Contradictions in the Patentability of Numbers


A number can be patented.  The US Patent and Trademark Office will claim that this is not true, but has indeed given patents to numbers.

The title, “On Computable Numbers” (rather than “On Computable Functions”) signaled a fundamental shift.  Before Turing, things were done to numbers. After Turing numbers began doing things.  By showing that a machine could be encoded as a number, and a number decoded as a machine, “On Computable Numbers” led to numbers (now called “software”) that were “computable” in a way that was entirely new.” – Turing’s Cathedral: The Origins of the Digital Universe by George Dyson, New York: Pantheon, 2012.

Since 1880, the USPTO has not required an actual working model, but will grant a patent only based on the plans.  Therefore, without actually producing the working program as an array of gates on an integrated computer circuit (or “chip”), you could get a patent on the Gödelized code for the description: one number would contain all of the necessary information.  That is an extreme example.  Many more instances, all  mundane to computing are easy to find.
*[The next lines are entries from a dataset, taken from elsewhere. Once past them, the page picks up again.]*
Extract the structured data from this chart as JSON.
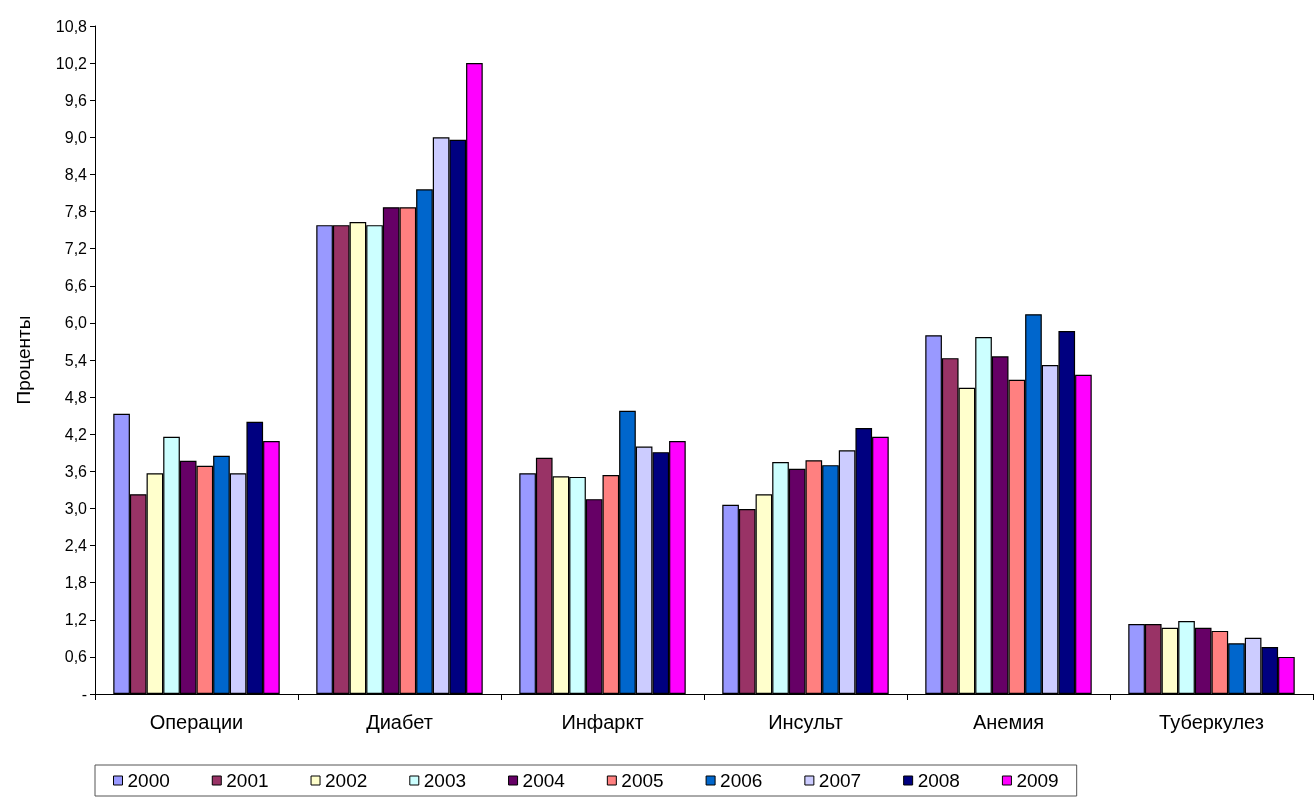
{
  "chart_data": {
    "type": "bar",
    "ylabel": "Проценты",
    "categories": [
      "Операции",
      "Диабет",
      "Инфаркт",
      "Инсульт",
      "Анемия",
      "Туберкулез"
    ],
    "series": [
      {
        "name": "2000",
        "color": "#9999ff",
        "values": [
          4.53,
          7.58,
          3.57,
          3.06,
          5.8,
          1.13
        ]
      },
      {
        "name": "2001",
        "color": "#993366",
        "values": [
          3.23,
          7.58,
          3.82,
          2.99,
          5.43,
          1.13
        ]
      },
      {
        "name": "2002",
        "color": "#ffffcc",
        "values": [
          3.57,
          7.63,
          3.52,
          3.23,
          4.95,
          1.07
        ]
      },
      {
        "name": "2003",
        "color": "#ccffff",
        "values": [
          4.16,
          7.58,
          3.51,
          3.75,
          5.77,
          1.18
        ]
      },
      {
        "name": "2004",
        "color": "#660066",
        "values": [
          3.77,
          7.87,
          3.15,
          3.64,
          5.46,
          1.07
        ]
      },
      {
        "name": "2005",
        "color": "#ff8080",
        "values": [
          3.69,
          7.87,
          3.54,
          3.78,
          5.08,
          1.02
        ]
      },
      {
        "name": "2006",
        "color": "#0066cc",
        "values": [
          3.85,
          8.16,
          4.58,
          3.7,
          6.14,
          0.82
        ]
      },
      {
        "name": "2007",
        "color": "#ccccff",
        "values": [
          3.57,
          9.0,
          4.0,
          3.94,
          5.32,
          0.91
        ]
      },
      {
        "name": "2008",
        "color": "#000080",
        "values": [
          4.4,
          8.96,
          3.91,
          4.3,
          5.87,
          0.76
        ]
      },
      {
        "name": "2009",
        "color": "#ff00ff",
        "values": [
          4.09,
          10.2,
          4.09,
          4.16,
          5.16,
          0.6
        ]
      }
    ],
    "ylim": [
      0,
      10.8
    ],
    "yticks": [
      {
        "value": 0,
        "label": "-"
      },
      {
        "value": 0.6,
        "label": "0,6"
      },
      {
        "value": 1.2,
        "label": "1,2"
      },
      {
        "value": 1.8,
        "label": "1,8"
      },
      {
        "value": 2.4,
        "label": "2,4"
      },
      {
        "value": 3.0,
        "label": "3,0"
      },
      {
        "value": 3.6,
        "label": "3,6"
      },
      {
        "value": 4.2,
        "label": "4,2"
      },
      {
        "value": 4.8,
        "label": "4,8"
      },
      {
        "value": 5.4,
        "label": "5,4"
      },
      {
        "value": 6.0,
        "label": "6,0"
      },
      {
        "value": 6.6,
        "label": "6,6"
      },
      {
        "value": 7.2,
        "label": "7,2"
      },
      {
        "value": 7.8,
        "label": "7,8"
      },
      {
        "value": 8.4,
        "label": "8,4"
      },
      {
        "value": 9.0,
        "label": "9,0"
      },
      {
        "value": 9.6,
        "label": "9,6"
      },
      {
        "value": 10.2,
        "label": "10,2"
      },
      {
        "value": 10.8,
        "label": "10,8"
      }
    ],
    "grid": false,
    "legend": "bottom"
  }
}
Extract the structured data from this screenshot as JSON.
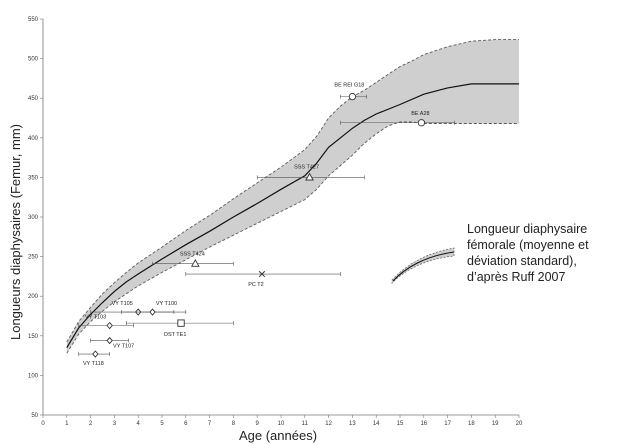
{
  "chart_data": {
    "type": "line",
    "xlabel": "Age (années)",
    "ylabel": "Longueurs diaphysaires (Femur, mm)",
    "xlim": [
      0,
      20
    ],
    "ylim": [
      50,
      550
    ],
    "x_ticks": [
      0,
      1,
      2,
      3,
      4,
      5,
      6,
      7,
      8,
      9,
      10,
      11,
      12,
      13,
      14,
      15,
      16,
      17,
      18,
      19,
      20
    ],
    "y_ticks": [
      50,
      100,
      150,
      200,
      250,
      300,
      350,
      400,
      450,
      500,
      550
    ],
    "grid": false,
    "mean_curve": {
      "x": [
        1,
        1.5,
        2,
        2.5,
        3,
        3.5,
        4,
        5,
        6,
        7,
        8,
        9,
        10,
        11,
        11.5,
        12,
        12.5,
        13,
        13.5,
        14,
        15,
        16,
        17,
        18,
        19,
        20
      ],
      "y": [
        135,
        160,
        177,
        192,
        206,
        218,
        228,
        247,
        265,
        282,
        300,
        317,
        335,
        352,
        368,
        388,
        400,
        412,
        422,
        430,
        442,
        455,
        463,
        468,
        468,
        468
      ]
    },
    "sd_band": {
      "x": [
        1,
        1.5,
        2,
        2.5,
        3,
        3.5,
        4,
        5,
        6,
        7,
        8,
        9,
        10,
        11,
        11.5,
        12,
        12.5,
        13,
        13.5,
        14,
        14.5,
        15,
        15.5,
        16,
        17,
        18,
        19,
        20
      ],
      "upper": [
        142,
        168,
        186,
        203,
        217,
        230,
        242,
        262,
        283,
        302,
        323,
        343,
        363,
        385,
        402,
        425,
        440,
        452,
        460,
        470,
        480,
        490,
        497,
        505,
        515,
        522,
        524,
        524
      ],
      "lower": [
        128,
        152,
        168,
        181,
        193,
        203,
        213,
        230,
        246,
        262,
        277,
        292,
        307,
        322,
        335,
        352,
        365,
        378,
        393,
        405,
        415,
        420,
        420,
        418,
        418,
        418,
        418,
        418
      ]
    },
    "points": [
      {
        "label": "BE REI G18",
        "x": 13.0,
        "y": 452,
        "xmin": 12.5,
        "xmax": 13.6,
        "marker": "circle"
      },
      {
        "label": "BE A28",
        "x": 15.9,
        "y": 419,
        "xmin": 12.5,
        "xmax": 17.3,
        "marker": "circle"
      },
      {
        "label": "SSS T427",
        "x": 11.2,
        "y": 350,
        "xmin": 9.0,
        "xmax": 13.5,
        "marker": "triangle"
      },
      {
        "label": "SSS T424",
        "x": 6.4,
        "y": 241,
        "xmin": 4.6,
        "xmax": 8.0,
        "marker": "triangle"
      },
      {
        "label": "PC T2",
        "x": 9.2,
        "y": 228,
        "xmin": 6.0,
        "xmax": 12.5,
        "marker": "x"
      },
      {
        "label": "VY T105",
        "x": 4.0,
        "y": 180,
        "xmin": 2.0,
        "xmax": 5.5,
        "marker": "diamond"
      },
      {
        "label": "VY T100",
        "x": 4.6,
        "y": 180,
        "xmin": 3.3,
        "xmax": 6.0,
        "marker": "diamond"
      },
      {
        "label": "VY T103",
        "x": 2.8,
        "y": 163,
        "xmin": 1.5,
        "xmax": 3.8,
        "marker": "diamond"
      },
      {
        "label": "OST TE1",
        "x": 5.8,
        "y": 166,
        "xmin": 3.5,
        "xmax": 8.0,
        "marker": "square"
      },
      {
        "label": "VY T107",
        "x": 2.8,
        "y": 144,
        "xmin": 2.0,
        "xmax": 3.6,
        "marker": "diamond"
      },
      {
        "label": "VY T118",
        "x": 2.2,
        "y": 127,
        "xmin": 1.5,
        "xmax": 2.8,
        "marker": "diamond"
      }
    ],
    "legend": {
      "text_lines": [
        "Longueur diaphysaire",
        "fémorale (moyenne et",
        "déviation standard),",
        "d’après Ruff 2007"
      ],
      "placement": "right"
    },
    "colors": {
      "band_fill": "#cfcfcf",
      "band_edge": "#5a5a5a",
      "mean_line": "#111111",
      "marker": "#333333",
      "error_bar": "#555555"
    }
  }
}
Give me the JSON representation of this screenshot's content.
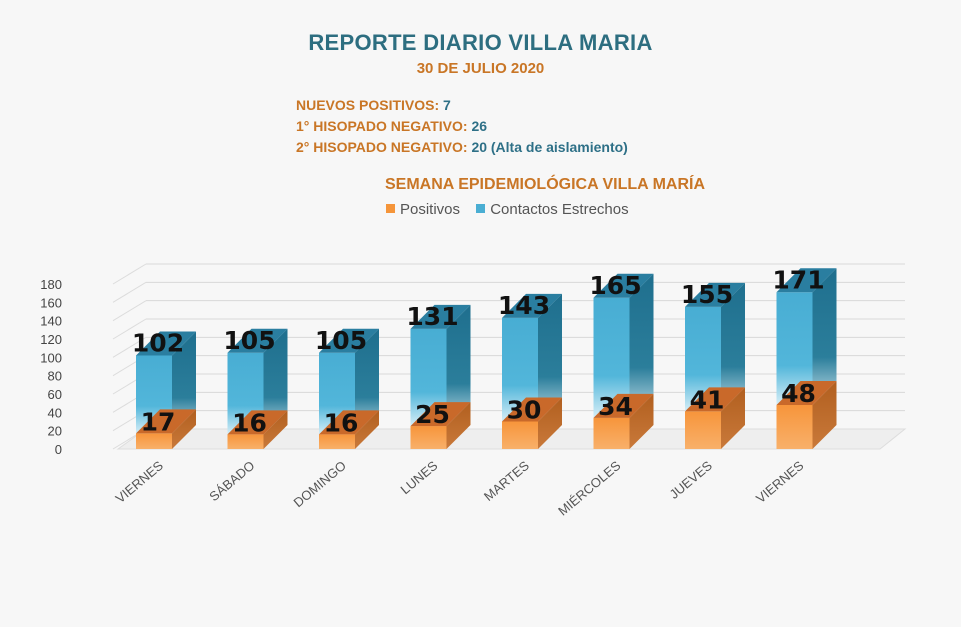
{
  "colors": {
    "title": "#2d6e80",
    "orange": "#c97626",
    "teal": "#2e7087",
    "positivos": "#f5953a",
    "contactos": "#4aaed3"
  },
  "header": {
    "title": "REPORTE DIARIO VILLA MARIA",
    "date": "30 DE JULIO 2020"
  },
  "stats": [
    {
      "label": "NUEVOS POSITIVOS:",
      "value": "7"
    },
    {
      "label": "1° HISOPADO NEGATIVO:",
      "value": "26"
    },
    {
      "label": "2° HISOPADO NEGATIVO:",
      "value": "20 (Alta de aislamiento)"
    }
  ],
  "chart_data": {
    "type": "bar",
    "title": "SEMANA EPIDEMIOLÓGICA VILLA MARÍA",
    "categories": [
      "VIERNES",
      "SÁBADO",
      "DOMINGO",
      "LUNES",
      "MARTES",
      "MIÉRCOLES",
      "JUEVES",
      "VIERNES"
    ],
    "series": [
      {
        "name": "Positivos",
        "values": [
          17,
          16,
          16,
          25,
          30,
          34,
          41,
          48
        ]
      },
      {
        "name": "Contactos Estrechos",
        "values": [
          102,
          105,
          105,
          131,
          143,
          165,
          155,
          171
        ]
      }
    ],
    "yticks": [
      "0",
      "20",
      "40",
      "60",
      "80",
      "100",
      "120",
      "140",
      "160",
      "180"
    ],
    "ylim": [
      0,
      180
    ],
    "legend": "top"
  }
}
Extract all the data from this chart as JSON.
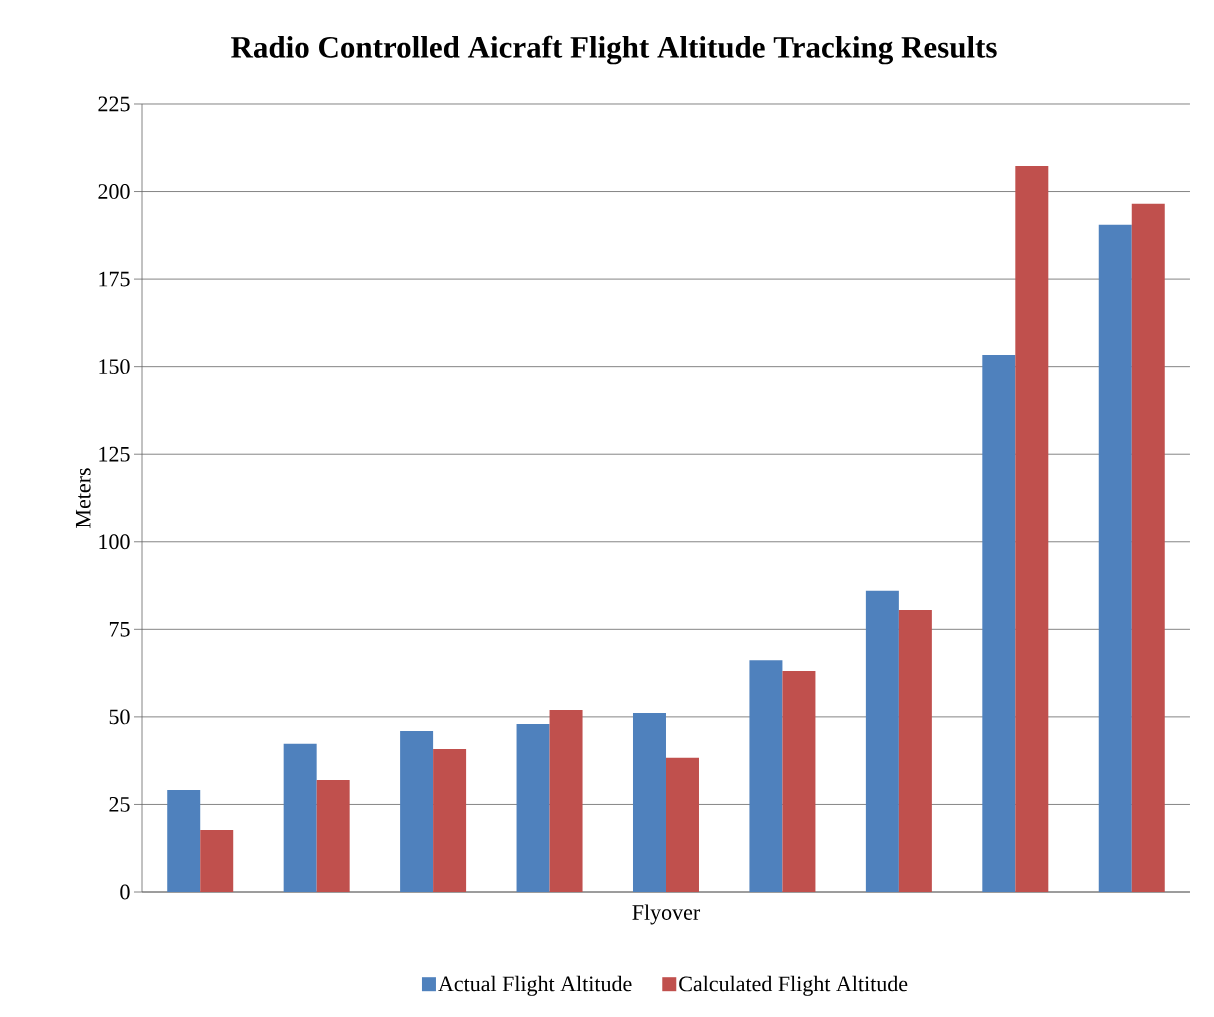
{
  "chart_data": {
    "type": "bar",
    "title": "Radio Controlled Aicraft Flight Altitude Tracking Results",
    "xlabel": "Flyover",
    "ylabel": "Meters",
    "categories": [
      null,
      null,
      null,
      null,
      null,
      null,
      null,
      null,
      null
    ],
    "series": [
      {
        "name": "Actual Flight Altitude",
        "color": "#4f81bd",
        "values": [
          29.1,
          42.3,
          46.0,
          48.0,
          51.1,
          66.2,
          86.0,
          153.3,
          190.5
        ]
      },
      {
        "name": "Calculated Flight Altitude",
        "color": "#c0504d",
        "values": [
          17.7,
          32.0,
          40.8,
          52.0,
          38.3,
          63.1,
          80.5,
          207.3,
          196.5
        ]
      }
    ],
    "ylim": [
      0,
      225
    ],
    "yticks": [
      0,
      25,
      50,
      75,
      100,
      125,
      150,
      175,
      200,
      225
    ],
    "grid": "y",
    "legend": "bottom"
  }
}
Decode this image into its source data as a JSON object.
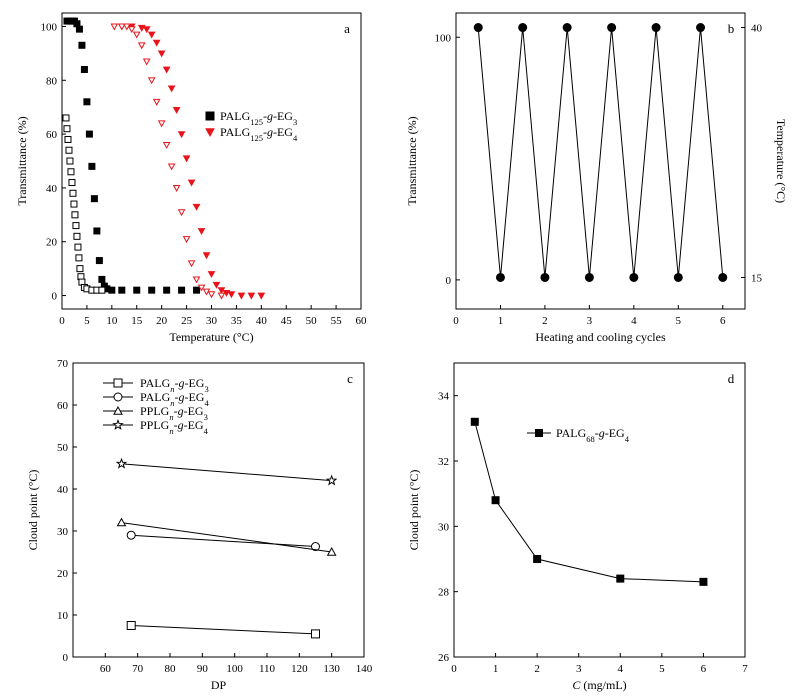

The binary number 00100000 = 20 in hexadecimal or base 16 is the same as 32 in base-10.  For a computer that is controlled by an Intel 80xxx processor, that number encoded on an integrated circuit “chip” will terminate the program process.  It is a “stop” command.   The number could be “burned in” and the logic gates would be permanent.  Most often, though, the integrated circuit chip is programmable and only holds a temporary configuration. 

A computer program is just a number.  At the level of human obviousness, a computer program is a string of numbers.   Here is a program.

10110100 00101100 11001101 00100001 10110000 01000110 11111110 11101110 00001010 00100000 00000001 10001001 11000010 10110100 00001001 11001101 00100001 11001101 00100000

That binary representation might seem esoteric, but to a programmer who knows Intel 80xxx processors and the MS-DOS (“Windows”) operating system, it is as “clear and open” as Morse code to an old Navy radioman.  Here it is in hexadecimal as a more human-friendly kind of computer code.

B4 2C
CD 21
B0 46
F6 EE
05 20 01
89 C2
B4 09
CD 21
BA 18 01
CD 21
CD 20

Here is what that means and what it does:

B4 2C    MOV AH,2C       Get the clock
CD 21    INT 21          execute
B0 46    MOV AL,46       Get the seconds
F6 EE    IMUL DH         multiply the DH by the Seconds   
05 20 01 ADD AX, 0120    add 120 to that
89 C2    MOV DX,AX       put that number in the DX register
B4 09    MOV AH,09       display to screen
CD 21    INT 21          execute
BA 18 01 MOV DX, 0118    end of line
CD 21    INT 21          execute
CD 20    INT 20          quit
If this were programmed into an integrated circuit chip it would be a Fortune Cookie device. (It would need the list of Fortunes, but those are plain text and easy to insert.)

Again, for the purposes of the USPTO, every computer is momentarily “hard wired” to be a machine with a specific purpose. Each program that it runs creates a new “machine.”  Every computer program creates a new mechanism, a new system of logic gates “burned” (temporarily) into an array of integrated circuits.

That is another fundamental contradiction in patent law.  If every program creates a new “machine” then so must every change order, every update, every bug patch.  

Would a bug patch release not invalidate the previous patent?  Patent law has no way to deal with an inventor’s invalidation of his own creation.